Je ne sais pas si vous avez vu "L. 627", le film de Bertrand Tavernier, mais on ne peut pas mieux dire. Les flics, ils n'ont pas attendu les consignes du ministère pour partir à la chasse aux dealers. Seulement, on ne règle pas les problèmes avec des "y a qu'à". Petite leçon d'économie: la came, ça rapporte plus que le smic et beaucoup plus que le RMI. Le dealer, il fait vivre sa famille avec, et la famille, elle remplit les poches de l'épicier du coin. On arrête un dealer un soir, il en sort deux autres le lendemain matin. Et vous, vous faites quoi avec trois voitures banalisées à bout de souffle pour quadriller la zone ?

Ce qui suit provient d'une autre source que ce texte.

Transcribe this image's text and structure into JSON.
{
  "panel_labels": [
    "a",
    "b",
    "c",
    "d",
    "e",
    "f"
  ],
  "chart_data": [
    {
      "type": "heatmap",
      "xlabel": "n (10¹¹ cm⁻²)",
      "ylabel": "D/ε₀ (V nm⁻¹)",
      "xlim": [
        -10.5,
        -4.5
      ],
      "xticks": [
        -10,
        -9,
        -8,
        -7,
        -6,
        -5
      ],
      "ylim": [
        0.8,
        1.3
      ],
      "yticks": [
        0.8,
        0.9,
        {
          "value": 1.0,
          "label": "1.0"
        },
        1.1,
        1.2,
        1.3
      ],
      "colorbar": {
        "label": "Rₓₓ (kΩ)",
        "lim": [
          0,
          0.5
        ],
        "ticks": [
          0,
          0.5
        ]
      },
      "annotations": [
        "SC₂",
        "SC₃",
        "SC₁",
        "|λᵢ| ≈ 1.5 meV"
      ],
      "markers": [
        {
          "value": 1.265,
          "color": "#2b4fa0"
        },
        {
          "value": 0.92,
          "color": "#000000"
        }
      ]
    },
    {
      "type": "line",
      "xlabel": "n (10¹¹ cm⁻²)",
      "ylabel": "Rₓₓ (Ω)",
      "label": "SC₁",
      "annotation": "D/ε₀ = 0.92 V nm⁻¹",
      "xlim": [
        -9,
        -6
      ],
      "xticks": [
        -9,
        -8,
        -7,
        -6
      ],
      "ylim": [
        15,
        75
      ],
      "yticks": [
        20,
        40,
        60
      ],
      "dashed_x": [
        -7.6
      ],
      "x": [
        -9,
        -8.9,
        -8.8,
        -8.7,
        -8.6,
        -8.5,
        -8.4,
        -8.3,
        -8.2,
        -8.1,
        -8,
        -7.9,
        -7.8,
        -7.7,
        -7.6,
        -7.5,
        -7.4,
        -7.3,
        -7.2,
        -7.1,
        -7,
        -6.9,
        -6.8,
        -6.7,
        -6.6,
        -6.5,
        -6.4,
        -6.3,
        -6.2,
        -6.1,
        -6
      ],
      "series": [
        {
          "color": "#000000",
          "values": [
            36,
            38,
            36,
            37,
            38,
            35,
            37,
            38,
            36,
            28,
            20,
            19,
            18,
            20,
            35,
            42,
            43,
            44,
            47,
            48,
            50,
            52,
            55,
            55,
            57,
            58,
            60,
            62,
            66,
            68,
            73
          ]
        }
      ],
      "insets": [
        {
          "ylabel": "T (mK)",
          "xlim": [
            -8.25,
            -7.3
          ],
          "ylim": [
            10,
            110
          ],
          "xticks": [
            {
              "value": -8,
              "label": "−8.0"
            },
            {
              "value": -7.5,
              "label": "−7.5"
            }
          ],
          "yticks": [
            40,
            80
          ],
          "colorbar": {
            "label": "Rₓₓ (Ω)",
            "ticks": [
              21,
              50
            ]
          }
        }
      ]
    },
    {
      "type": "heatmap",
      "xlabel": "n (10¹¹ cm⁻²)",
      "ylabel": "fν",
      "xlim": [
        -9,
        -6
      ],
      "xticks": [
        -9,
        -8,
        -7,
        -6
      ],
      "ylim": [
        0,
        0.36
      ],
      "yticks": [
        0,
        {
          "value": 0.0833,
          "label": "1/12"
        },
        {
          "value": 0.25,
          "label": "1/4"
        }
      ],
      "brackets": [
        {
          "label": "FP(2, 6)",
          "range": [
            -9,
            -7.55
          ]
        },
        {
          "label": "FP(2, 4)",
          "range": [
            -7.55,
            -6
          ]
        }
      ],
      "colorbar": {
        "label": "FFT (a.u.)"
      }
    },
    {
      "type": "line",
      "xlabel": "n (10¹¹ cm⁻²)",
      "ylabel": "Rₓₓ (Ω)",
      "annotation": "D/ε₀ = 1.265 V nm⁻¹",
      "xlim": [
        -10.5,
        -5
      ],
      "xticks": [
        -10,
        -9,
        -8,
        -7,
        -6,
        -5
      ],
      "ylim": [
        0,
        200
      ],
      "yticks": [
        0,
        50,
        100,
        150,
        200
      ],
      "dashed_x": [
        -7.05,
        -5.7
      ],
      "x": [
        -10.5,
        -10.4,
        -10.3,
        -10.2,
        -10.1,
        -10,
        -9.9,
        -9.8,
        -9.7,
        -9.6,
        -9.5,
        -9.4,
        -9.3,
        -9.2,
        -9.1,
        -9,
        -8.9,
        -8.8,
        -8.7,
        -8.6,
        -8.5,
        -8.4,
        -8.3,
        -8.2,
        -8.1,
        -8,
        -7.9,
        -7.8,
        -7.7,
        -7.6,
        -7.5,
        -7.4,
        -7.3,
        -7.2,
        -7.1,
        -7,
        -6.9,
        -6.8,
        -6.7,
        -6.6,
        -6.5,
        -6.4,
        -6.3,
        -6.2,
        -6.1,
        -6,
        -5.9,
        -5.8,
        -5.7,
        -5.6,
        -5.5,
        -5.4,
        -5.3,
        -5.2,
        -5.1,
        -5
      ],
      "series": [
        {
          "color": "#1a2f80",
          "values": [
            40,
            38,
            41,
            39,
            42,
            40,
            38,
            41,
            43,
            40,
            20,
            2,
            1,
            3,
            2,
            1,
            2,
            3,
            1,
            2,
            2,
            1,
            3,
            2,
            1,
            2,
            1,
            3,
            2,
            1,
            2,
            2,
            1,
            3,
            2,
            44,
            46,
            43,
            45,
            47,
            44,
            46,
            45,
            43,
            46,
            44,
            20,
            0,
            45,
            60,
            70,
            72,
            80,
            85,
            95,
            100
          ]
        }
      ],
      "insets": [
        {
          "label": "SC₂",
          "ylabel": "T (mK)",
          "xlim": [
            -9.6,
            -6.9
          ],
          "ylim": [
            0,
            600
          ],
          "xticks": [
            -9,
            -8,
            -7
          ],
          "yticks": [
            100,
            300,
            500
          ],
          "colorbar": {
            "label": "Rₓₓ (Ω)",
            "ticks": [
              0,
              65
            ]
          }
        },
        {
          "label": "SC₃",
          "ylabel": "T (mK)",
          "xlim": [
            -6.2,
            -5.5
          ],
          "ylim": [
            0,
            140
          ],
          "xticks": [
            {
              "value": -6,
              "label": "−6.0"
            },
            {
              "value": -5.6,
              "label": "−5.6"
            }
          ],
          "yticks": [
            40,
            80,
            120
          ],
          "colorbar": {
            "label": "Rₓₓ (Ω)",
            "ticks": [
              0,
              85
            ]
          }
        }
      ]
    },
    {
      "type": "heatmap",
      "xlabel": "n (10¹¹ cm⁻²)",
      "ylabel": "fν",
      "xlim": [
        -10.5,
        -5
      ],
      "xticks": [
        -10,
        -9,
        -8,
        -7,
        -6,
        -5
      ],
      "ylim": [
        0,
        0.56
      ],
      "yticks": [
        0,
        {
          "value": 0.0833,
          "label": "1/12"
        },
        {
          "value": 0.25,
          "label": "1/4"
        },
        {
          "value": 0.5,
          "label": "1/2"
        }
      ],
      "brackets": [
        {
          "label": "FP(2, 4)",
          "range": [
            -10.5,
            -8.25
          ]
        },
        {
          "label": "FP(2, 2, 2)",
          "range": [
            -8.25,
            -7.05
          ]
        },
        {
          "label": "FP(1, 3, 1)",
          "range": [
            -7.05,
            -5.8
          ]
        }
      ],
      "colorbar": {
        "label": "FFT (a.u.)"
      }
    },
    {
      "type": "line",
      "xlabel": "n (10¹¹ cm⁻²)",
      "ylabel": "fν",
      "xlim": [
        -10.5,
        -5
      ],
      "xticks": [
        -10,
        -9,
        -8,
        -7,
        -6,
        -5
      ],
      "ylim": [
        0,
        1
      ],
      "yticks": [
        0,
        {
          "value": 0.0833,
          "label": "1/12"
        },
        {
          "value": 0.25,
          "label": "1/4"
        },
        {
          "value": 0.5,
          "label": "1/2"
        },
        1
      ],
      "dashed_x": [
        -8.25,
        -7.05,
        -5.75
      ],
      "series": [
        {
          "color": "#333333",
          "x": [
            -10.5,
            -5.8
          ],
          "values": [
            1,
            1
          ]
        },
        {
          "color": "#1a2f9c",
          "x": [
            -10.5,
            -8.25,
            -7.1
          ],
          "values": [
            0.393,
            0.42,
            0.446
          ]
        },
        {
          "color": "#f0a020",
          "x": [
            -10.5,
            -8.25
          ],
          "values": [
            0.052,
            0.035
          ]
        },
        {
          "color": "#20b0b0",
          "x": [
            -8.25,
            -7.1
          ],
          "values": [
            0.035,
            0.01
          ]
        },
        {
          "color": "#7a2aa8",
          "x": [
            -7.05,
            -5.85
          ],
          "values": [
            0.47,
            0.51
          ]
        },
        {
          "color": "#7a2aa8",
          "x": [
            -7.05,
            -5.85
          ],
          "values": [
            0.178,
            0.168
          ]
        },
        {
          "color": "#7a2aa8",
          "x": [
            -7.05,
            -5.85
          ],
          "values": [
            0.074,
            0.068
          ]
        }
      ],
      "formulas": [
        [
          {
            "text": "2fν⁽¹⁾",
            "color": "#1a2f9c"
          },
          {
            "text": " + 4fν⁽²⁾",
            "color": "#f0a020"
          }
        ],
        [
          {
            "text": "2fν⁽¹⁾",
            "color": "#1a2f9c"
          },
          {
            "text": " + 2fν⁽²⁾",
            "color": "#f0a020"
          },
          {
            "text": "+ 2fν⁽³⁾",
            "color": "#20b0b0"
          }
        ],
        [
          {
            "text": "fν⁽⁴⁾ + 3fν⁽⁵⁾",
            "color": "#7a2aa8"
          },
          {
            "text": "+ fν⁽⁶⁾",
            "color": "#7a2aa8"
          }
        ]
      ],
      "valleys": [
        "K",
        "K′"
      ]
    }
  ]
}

La banlieue est dévoreuse de fra”cheur d'âme. Mais, pour peu qu'on veuille ouvrir les yeux, et pas seulement jouer au cow-boy, elle vous forme un bon flic. A condition d'en sortir. Un policier qui vieillit sur place finit par ne plus croire à rien ni à personne. Il se dit que l'avenir est sans espoir et le monde peuplé d'imbéciles. Une vision pessimiste des choses, mais parfois c'est dur de lutter contre.